Archive for Thursday, July 8, 2010

Stakeholders optimistic apartments will be built

July 8, 2010

Several years have gone by and still not a spade of dirt has been turned on the Raintree Apartment complex in Edwardsville.

The 510-unit, $50 million apartment complex at 1300 S. 94th St., is still on hold, but not dead, according to city officials and the project’s developer.

“Unfortunately, it’s not really a good report,” said Larry Waldrop, one of the managing members of Raintree 1, LLC, the company developing the project. “We all know the financial market in the whole country is still tight, and we don’t know when it’s going to turn around.”

Waldrop said banks are nervous right now about taking too many financial risks, which is making financing of the project almost impossible.

“The financial market is frozen,” he said. “There is going to be no economic turnaround until the financial markets start loaning money again.”

Waldrop said, however, the project was still on the minds of him and fellow managing member of Raintree 1 Ron Volkman. Waldrop said the partners still owned the land and still planned to move forward.

“We’re just sick about it because we know all the jobs going to be created around the (Kansas) Speedway,” Waldrop said referring to the need of multifamily housing for potential workers moving to the Wyandotte County area. “We just absolutely know there will be a need for quality, multi-family units like the ones we would provide. The demand will be strong. I wish there was more positive information, but it’s a sign of the times.”

Edwardsville City Administrator Michael Webb said the last contact he had with Raintree 1, LLC was in the last 30 days, leading him to believe there is in fact positive hope for the project.

He said, as of now, the city is not out any money from the project besides staff time. While several items had been done early on to prepare for construction of the buildings, Webb said all those costs had been paid in full by the developer.

According to Chieftain archives, in 2008, the city awarded a $151,020 contract to Miles Excavating of Basehor to do the grading for a detention basin near the apartment site.

In addition to the excavation, the city also had a $12,082 contract to Cook, Flatt and Strobel Engineers for construction and inspection services associated with the detention basin and a $119,742 contract, also with Cook, Flatt and Strobel, for engineering services for a new Frontage Road between Swartz Road and Kansas Avenue.
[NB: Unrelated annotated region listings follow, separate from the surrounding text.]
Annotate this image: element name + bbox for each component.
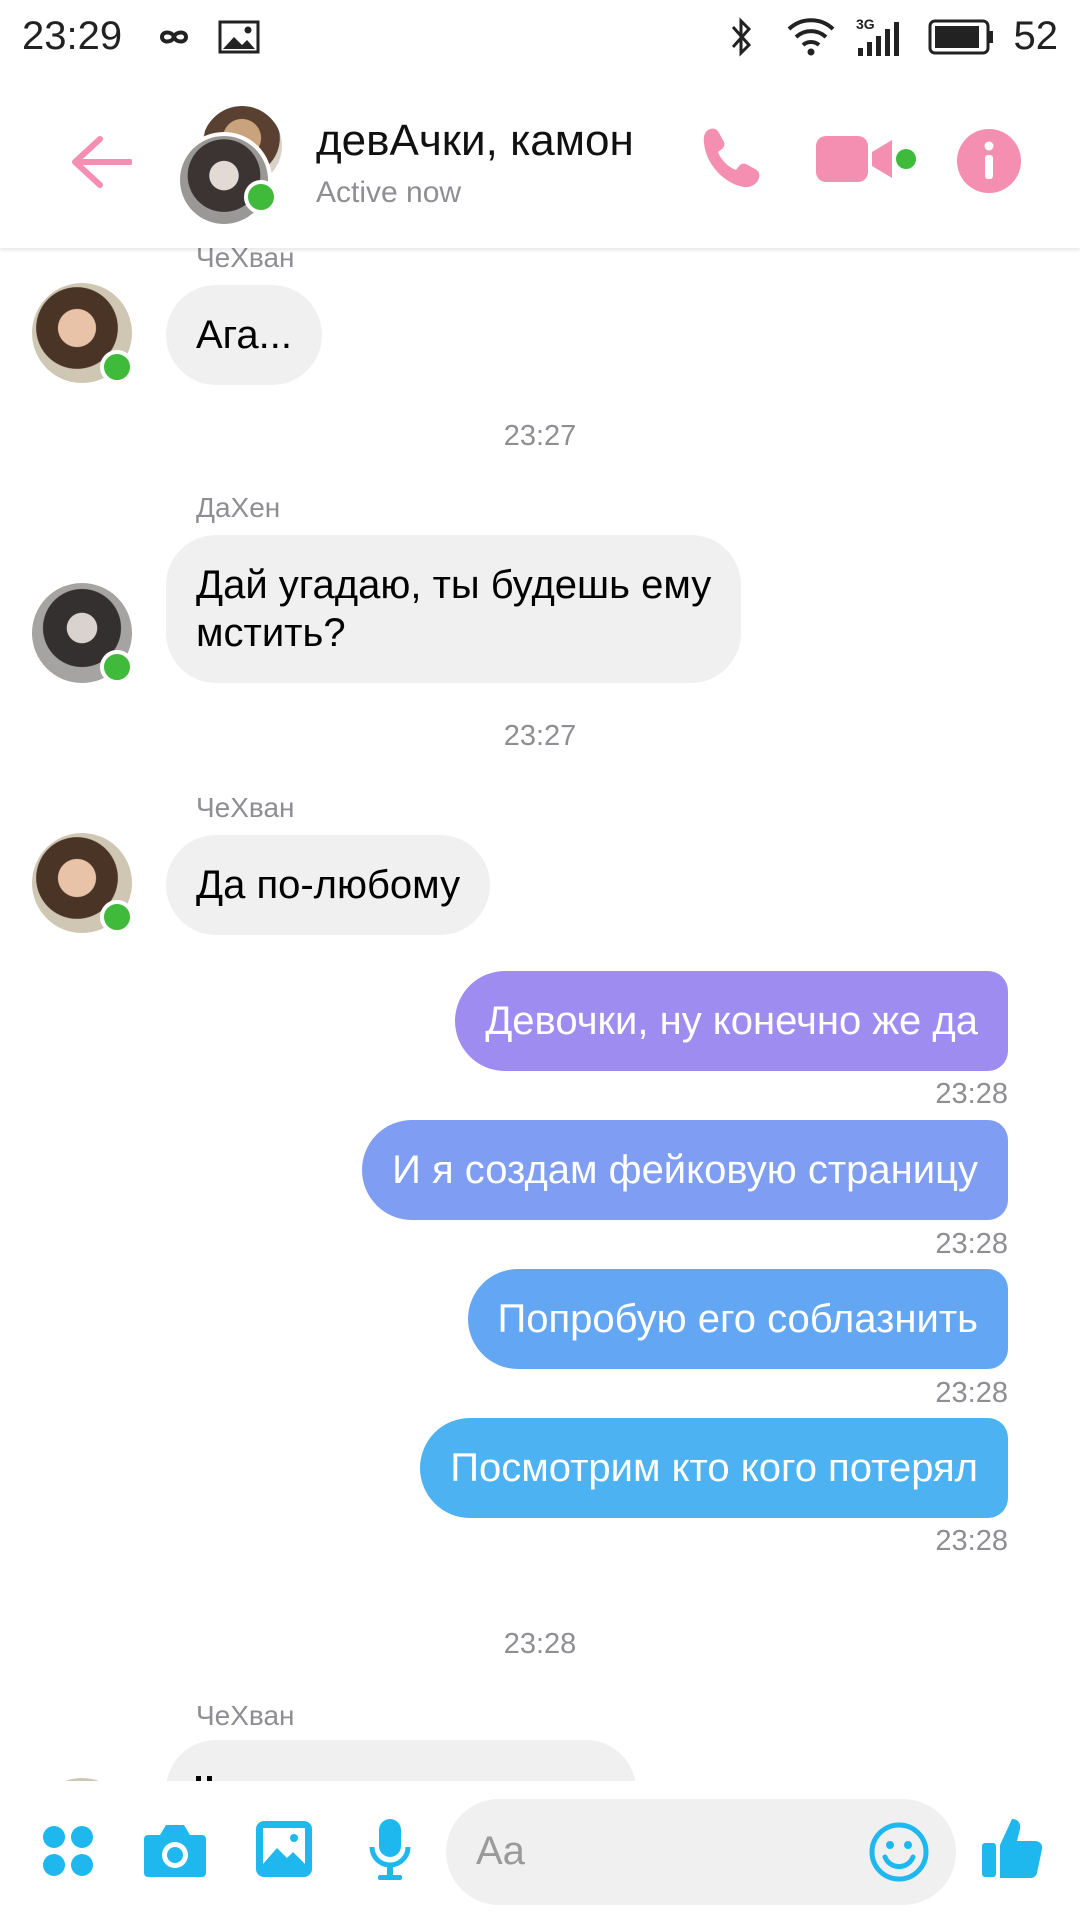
back-arrow-icon[interactable]	[70, 136, 132, 188]
message-line: мстить?	[196, 611, 346, 655]
infinity-icon	[159, 30, 189, 44]
gallery-icon[interactable]	[254, 1819, 314, 1879]
info-icon[interactable]	[956, 128, 1022, 194]
message-time: 23:28	[935, 1525, 1008, 1557]
message-time: 23:28	[935, 1078, 1008, 1110]
status-time: 23:29	[22, 14, 123, 58]
outgoing-message[interactable]: И я создам фейковую страницу	[362, 1120, 1008, 1220]
incoming-message[interactable]	[166, 1740, 636, 1781]
battery-icon	[928, 19, 993, 55]
emoji-icon[interactable]	[868, 1821, 930, 1883]
online-indicator	[244, 180, 278, 214]
composer-bar: Aa	[0, 1781, 1080, 1920]
conversation-header: девАчки, камон Active now	[0, 76, 1080, 248]
signal-icon	[858, 22, 899, 56]
sender-name: ЧеХван	[196, 248, 295, 273]
apps-icon[interactable]	[42, 1825, 94, 1877]
online-indicator	[100, 650, 134, 684]
message-time: 23:28	[935, 1228, 1008, 1260]
outgoing-message[interactable]: Попробую его соблазнить	[467, 1269, 1008, 1369]
message-input[interactable]: Aa	[446, 1799, 956, 1905]
sender-name: ЧеХван	[196, 792, 295, 823]
conversation-title: девАчки, камон	[316, 116, 634, 165]
sender-name: ЧеХван	[196, 1700, 295, 1731]
microphone-icon[interactable]	[368, 1817, 412, 1883]
timestamp: 23:28	[503, 1628, 577, 1660]
incoming-message[interactable]: Ага...	[166, 285, 322, 385]
incoming-message[interactable]: Дай угадаю, ты будешь ему мстить?	[166, 535, 742, 683]
active-status: Active now	[316, 176, 462, 209]
image-icon	[218, 20, 260, 54]
wifi-icon	[787, 18, 835, 56]
message-input-placeholder: Aa	[476, 1829, 525, 1873]
message-line: Дай угадаю, ты будешь ему	[196, 563, 712, 607]
camera-icon[interactable]	[142, 1821, 208, 1879]
online-indicator	[100, 350, 134, 384]
online-indicator	[100, 900, 134, 934]
battery-level: 52	[1013, 14, 1059, 58]
message-time: 23:28	[935, 1377, 1008, 1409]
bluetooth-icon	[731, 17, 752, 57]
timestamp: 23:27	[503, 420, 577, 452]
status-bar: 23:29 3G 52	[0, 0, 1080, 76]
timestamp: 23:27	[503, 720, 577, 752]
phone-icon[interactable]	[696, 124, 766, 194]
video-call-icon[interactable]	[814, 132, 924, 188]
message-list[interactable]: ЧеХван Ага... 23:27 ДаХен Дай угадаю, ты…	[0, 248, 1080, 1781]
like-thumbs-up-icon[interactable]	[980, 1815, 1046, 1881]
incoming-message[interactable]: Да по-любому	[166, 835, 491, 935]
outgoing-message[interactable]: Посмотрим кто кого потерял	[420, 1418, 1008, 1518]
outgoing-message[interactable]: Девочки, ну конечно же да	[455, 971, 1008, 1071]
sender-name: ДаХен	[196, 492, 281, 523]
Webb said the fact that nothing has come of the project as of yet has taught the city a valuable lesson when it comes to development agreements.

“One thing we learned out of this process is that there needs to be some sort of termination date on these types of agreements,” Webb said.

Webb said, however, that he didn’t think the fundamental agreement was a bad agreement. He said the Raintree Apartment complex was a unique situation in which a developer was offering beyond what the city could ever expect from most developers.

Also found in the Chieftain archives, as part of its agreement with the city, Raintree 1, LLC agreed to build several infrastructure improvements in the area, worth about $5 million.

In addition to the detention basin, which will be constructed on a tributary of Bett’s Creek and will collect runoff from the apartments in addition to that from upstream, the improvements include:

• Sanitary sewers to serve the apartment complex and to connect with the existing Edwardsville sewer network

• Improvements to 94th Street from Kansas Avenue to Swartz Road

• Improvements to 94th Street from Kansas Highway 32 to Metropolitan

These improvements, Webb said, would offset the fact that the city agreed to a 10-year 100 percent property tax abatement for the project. That abatement will not begin, however, until the project is complete.